During the earnings call, CEO Mark Hurd said that after closing the Palm acquisition, the company expects to use the Web OS and the Palm app store beyond smartphones in slates and Web-connected printers. Dell, on the other hand, is going the organic way in the smartphone market. It launched an Android-based smartphone, Aero in China earlier this year and said it would add more models. During the recent earnings call, the company said it would be launching a smartphone in India later this year. Dell is launching a five-inch tablet in Europe and the United States in the second half of this year.
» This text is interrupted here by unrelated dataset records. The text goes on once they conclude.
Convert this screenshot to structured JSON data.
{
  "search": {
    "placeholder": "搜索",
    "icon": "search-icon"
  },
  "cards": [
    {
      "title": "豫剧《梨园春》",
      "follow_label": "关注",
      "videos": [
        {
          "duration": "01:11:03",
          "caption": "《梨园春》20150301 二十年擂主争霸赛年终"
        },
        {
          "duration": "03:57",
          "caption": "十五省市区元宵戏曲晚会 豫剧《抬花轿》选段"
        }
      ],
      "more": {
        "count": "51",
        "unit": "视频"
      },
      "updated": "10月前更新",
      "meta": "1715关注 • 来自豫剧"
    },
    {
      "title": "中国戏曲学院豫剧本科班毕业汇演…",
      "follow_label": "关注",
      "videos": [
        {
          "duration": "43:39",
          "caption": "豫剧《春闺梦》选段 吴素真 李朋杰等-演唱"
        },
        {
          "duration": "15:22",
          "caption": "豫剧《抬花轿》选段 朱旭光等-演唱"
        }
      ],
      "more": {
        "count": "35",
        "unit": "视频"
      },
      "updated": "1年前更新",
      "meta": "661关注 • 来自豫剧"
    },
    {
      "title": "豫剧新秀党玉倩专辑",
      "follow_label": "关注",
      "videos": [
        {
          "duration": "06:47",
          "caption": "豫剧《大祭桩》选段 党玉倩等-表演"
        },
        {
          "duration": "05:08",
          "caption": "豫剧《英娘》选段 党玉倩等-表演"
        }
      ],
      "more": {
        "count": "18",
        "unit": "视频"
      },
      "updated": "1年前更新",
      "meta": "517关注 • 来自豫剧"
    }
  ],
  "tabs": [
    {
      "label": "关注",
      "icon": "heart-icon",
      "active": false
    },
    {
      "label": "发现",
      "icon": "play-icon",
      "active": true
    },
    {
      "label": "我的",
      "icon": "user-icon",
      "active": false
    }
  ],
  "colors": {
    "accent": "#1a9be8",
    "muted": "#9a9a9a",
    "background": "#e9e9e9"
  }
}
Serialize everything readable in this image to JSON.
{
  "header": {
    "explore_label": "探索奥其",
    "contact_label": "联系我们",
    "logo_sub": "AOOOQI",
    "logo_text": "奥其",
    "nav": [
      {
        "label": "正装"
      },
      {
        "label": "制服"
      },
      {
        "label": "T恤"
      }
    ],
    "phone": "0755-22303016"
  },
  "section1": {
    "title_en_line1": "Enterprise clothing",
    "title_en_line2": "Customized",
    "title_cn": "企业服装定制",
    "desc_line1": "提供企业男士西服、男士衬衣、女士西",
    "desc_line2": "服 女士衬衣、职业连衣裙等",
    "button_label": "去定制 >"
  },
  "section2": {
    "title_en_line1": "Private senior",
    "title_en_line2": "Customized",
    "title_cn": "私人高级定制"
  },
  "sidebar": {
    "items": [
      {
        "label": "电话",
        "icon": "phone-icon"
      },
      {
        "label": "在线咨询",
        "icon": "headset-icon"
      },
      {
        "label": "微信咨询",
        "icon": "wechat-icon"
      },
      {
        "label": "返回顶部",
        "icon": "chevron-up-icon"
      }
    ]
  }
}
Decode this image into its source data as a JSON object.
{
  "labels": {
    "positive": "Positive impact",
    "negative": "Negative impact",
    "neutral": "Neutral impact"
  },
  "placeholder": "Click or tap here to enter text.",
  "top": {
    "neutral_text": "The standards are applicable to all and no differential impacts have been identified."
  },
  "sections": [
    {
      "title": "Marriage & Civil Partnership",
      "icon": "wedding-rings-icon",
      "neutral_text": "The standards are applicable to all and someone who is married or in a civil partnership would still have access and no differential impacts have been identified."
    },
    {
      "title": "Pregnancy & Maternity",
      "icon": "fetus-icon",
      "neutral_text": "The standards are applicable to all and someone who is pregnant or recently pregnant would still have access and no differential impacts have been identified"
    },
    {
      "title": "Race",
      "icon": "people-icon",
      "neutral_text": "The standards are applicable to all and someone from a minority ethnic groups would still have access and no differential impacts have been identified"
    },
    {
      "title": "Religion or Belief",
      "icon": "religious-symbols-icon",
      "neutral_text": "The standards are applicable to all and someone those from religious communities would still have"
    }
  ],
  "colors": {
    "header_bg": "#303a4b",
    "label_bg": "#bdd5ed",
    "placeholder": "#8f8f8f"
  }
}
Called Mini 5 aka Streak, the tablet will run on the latest version of Android operating system version 2.0 or higher. It will have a touchscreen, a 5 MP camera, a separate front-facing camera for video conferencing, WiFi, and 3G connectivity. Dell also hopes to include a SIM card option that would also enable users to make phone calls from the device.
Dell also reported strong first quarter results that beat estimates driven by global growth in its enterprise solutions. Dell acquired Perot Systems for $3.9 billion last year. Q1 revenue was up 21% to $14.9 billion. Net income was $441 million or $0.22 per share compared to $290 million or $0.15 per share last year. Dell resumed its stock repurchase program with a $200 million stock repurchase and ended the quarter with $11.9 billion in cash.
Virtualization, cloud computing, and increased data storage needs are some trends that are driving Dell’s server business, which increased 39% in the quarter. Storage revenue was up 4% to $554 million with EqualLogic storage products growing more than 75%. Revenue from services, driven by the $3.9 billion acquisition of Perot Systems, increased 53%. Mobility revenue was up 18%. Regionally, BRIC revenue grew 60% with India growing 90%, Brazil 81%, Russia 79%, and China 44%.
Dell expects a normal, seasonal sequential demand pick-up in the low single digits in its second quarter. With a cash balance of $11.9 billion, Palm was definitely affordable for Dell, and it is a missed opportunity for an easy entry in the convergence device race. According to IDC, media tablet shipments will grow from 7.6 million units in 2010 to more than 46 million units in 2014, indicating a CAGR of 57.4%. In comparison, IDC expects that 398 million portable PCs will be shipped in 2014.
Dell is trading around $13.35 with market cap of $26 billion and a 52-week high of $17.52 on April 23. HP is trading around $46.43 with market cap of about $109 billion and a 52-week high of $54.75 on April 16.
My sense is that the PC/convergence device space is vertically integrating. Apple is the quintessential example of this integration, building its computers and gadgets on its own OS. HP’s acquisition of Palm is an acknowledgment of the fact that Windows is falling behind in the mobile space, and HP needs more control over their destiny in this critically important segment. Dell is betting on Android in this race. RIM is still out there and independent, although outside its excellent email system, its software strength is minimal. Nokia has Symbian. The convergence device space, as I predicted in 2007, is going through massive changes. Expect more to come.